Heranças de família
O velho Doutor Homem, meu pai, gostava de romances e sagas familiares. A fim de melhorar o inglês e de o afastar da política pátria, o meu avô enviou-o para Londres durante dois verões. As consequências foram trágicas e sentem-se ainda hoje: os Homem nunca mais foram os mesmos – a pequena vaidade da família tornou-se um espectáculo colorido, mesmo sendo produzido para ser visto apenas dentro das nossas paredes.
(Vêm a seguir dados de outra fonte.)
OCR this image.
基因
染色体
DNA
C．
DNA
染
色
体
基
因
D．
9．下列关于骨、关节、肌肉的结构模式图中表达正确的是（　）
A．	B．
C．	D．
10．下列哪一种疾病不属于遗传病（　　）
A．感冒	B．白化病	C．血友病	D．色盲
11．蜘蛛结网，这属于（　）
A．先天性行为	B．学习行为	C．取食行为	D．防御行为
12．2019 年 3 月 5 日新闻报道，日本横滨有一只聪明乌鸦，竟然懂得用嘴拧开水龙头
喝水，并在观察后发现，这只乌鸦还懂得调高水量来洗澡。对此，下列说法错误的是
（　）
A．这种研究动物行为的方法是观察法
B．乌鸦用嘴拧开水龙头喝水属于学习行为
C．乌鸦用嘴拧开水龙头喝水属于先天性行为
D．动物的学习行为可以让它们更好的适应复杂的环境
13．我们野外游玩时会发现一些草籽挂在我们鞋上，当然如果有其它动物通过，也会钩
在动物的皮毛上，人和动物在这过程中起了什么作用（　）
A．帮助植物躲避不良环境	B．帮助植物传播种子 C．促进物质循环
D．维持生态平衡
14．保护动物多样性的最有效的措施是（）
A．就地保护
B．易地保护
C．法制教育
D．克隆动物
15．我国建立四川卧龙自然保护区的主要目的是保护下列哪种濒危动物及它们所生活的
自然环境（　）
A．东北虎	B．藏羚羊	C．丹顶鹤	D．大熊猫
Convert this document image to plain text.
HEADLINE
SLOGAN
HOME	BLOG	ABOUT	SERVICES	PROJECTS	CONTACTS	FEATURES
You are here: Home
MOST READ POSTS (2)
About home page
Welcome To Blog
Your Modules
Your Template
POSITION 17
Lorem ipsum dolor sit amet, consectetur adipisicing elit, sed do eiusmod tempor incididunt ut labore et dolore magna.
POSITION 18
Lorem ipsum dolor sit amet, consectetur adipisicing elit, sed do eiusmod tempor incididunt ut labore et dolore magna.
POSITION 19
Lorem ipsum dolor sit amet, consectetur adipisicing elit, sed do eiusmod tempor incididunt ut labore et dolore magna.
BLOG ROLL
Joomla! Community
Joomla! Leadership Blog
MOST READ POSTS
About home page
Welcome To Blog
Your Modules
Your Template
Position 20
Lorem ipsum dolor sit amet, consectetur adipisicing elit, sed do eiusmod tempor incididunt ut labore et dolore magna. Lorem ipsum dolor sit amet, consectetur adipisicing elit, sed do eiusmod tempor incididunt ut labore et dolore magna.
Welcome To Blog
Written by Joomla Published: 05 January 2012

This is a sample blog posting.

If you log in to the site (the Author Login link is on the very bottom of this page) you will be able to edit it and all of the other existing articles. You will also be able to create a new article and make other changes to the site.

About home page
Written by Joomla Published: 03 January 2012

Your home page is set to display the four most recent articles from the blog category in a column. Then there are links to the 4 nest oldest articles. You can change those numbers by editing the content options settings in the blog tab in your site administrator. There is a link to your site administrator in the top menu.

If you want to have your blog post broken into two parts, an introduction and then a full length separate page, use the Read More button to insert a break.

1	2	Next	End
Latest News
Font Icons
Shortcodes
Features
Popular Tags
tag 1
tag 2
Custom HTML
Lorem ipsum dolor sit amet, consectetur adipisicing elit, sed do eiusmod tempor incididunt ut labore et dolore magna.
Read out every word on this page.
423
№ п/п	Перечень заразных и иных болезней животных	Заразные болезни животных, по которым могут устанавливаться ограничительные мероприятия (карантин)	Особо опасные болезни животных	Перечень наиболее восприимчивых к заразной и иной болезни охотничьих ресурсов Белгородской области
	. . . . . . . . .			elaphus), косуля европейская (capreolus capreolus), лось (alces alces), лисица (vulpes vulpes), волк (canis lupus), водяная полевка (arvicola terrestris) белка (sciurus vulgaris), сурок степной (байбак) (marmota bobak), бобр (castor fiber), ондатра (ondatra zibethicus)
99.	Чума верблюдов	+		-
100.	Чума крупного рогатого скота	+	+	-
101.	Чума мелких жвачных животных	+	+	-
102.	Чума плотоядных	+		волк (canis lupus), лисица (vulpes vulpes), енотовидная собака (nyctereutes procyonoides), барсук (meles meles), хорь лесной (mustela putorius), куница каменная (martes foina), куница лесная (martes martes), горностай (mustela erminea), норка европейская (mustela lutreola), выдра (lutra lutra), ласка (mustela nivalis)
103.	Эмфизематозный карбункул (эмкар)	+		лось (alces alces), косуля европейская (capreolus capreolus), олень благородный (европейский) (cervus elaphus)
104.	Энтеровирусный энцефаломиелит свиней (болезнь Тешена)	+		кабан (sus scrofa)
Quando o Porto falava francês (menos, de qualquer modo, do que a Pátria inteira), o meu pai enchia as estantes de romances ingleses e rapinava a imprensa de Londres como se fosse o pórtico da felicidade. Em vez de tocar piano e falar francês, fomos educados a apreciar música e a falar inglês. Não nos tornámos pianistas domésticos porque o velho doutor Homem tinha ouvido para a música e detectou em todos nós, desde o princípio, uma inaptidão geral para lidar com pautas ou para trabalhar o solfejo. Convém relembrar que a educação musical da minha família foi traumática desde que um meu tio-avô, deserdado da República e afastado da Marinha depois da Noite Sangrenta, decidiu – na idade madura – que iria aperfeiçoar a sua prática do oboé e compor uma espécie de sinfonia para ser executada nos Fenianos. A família inteira, mobilizada com discrição, conseguiu demovê-lo sem lhe causar danos ao talento (que era pouco) ou à estima pessoal (que era elevada e inconsciente).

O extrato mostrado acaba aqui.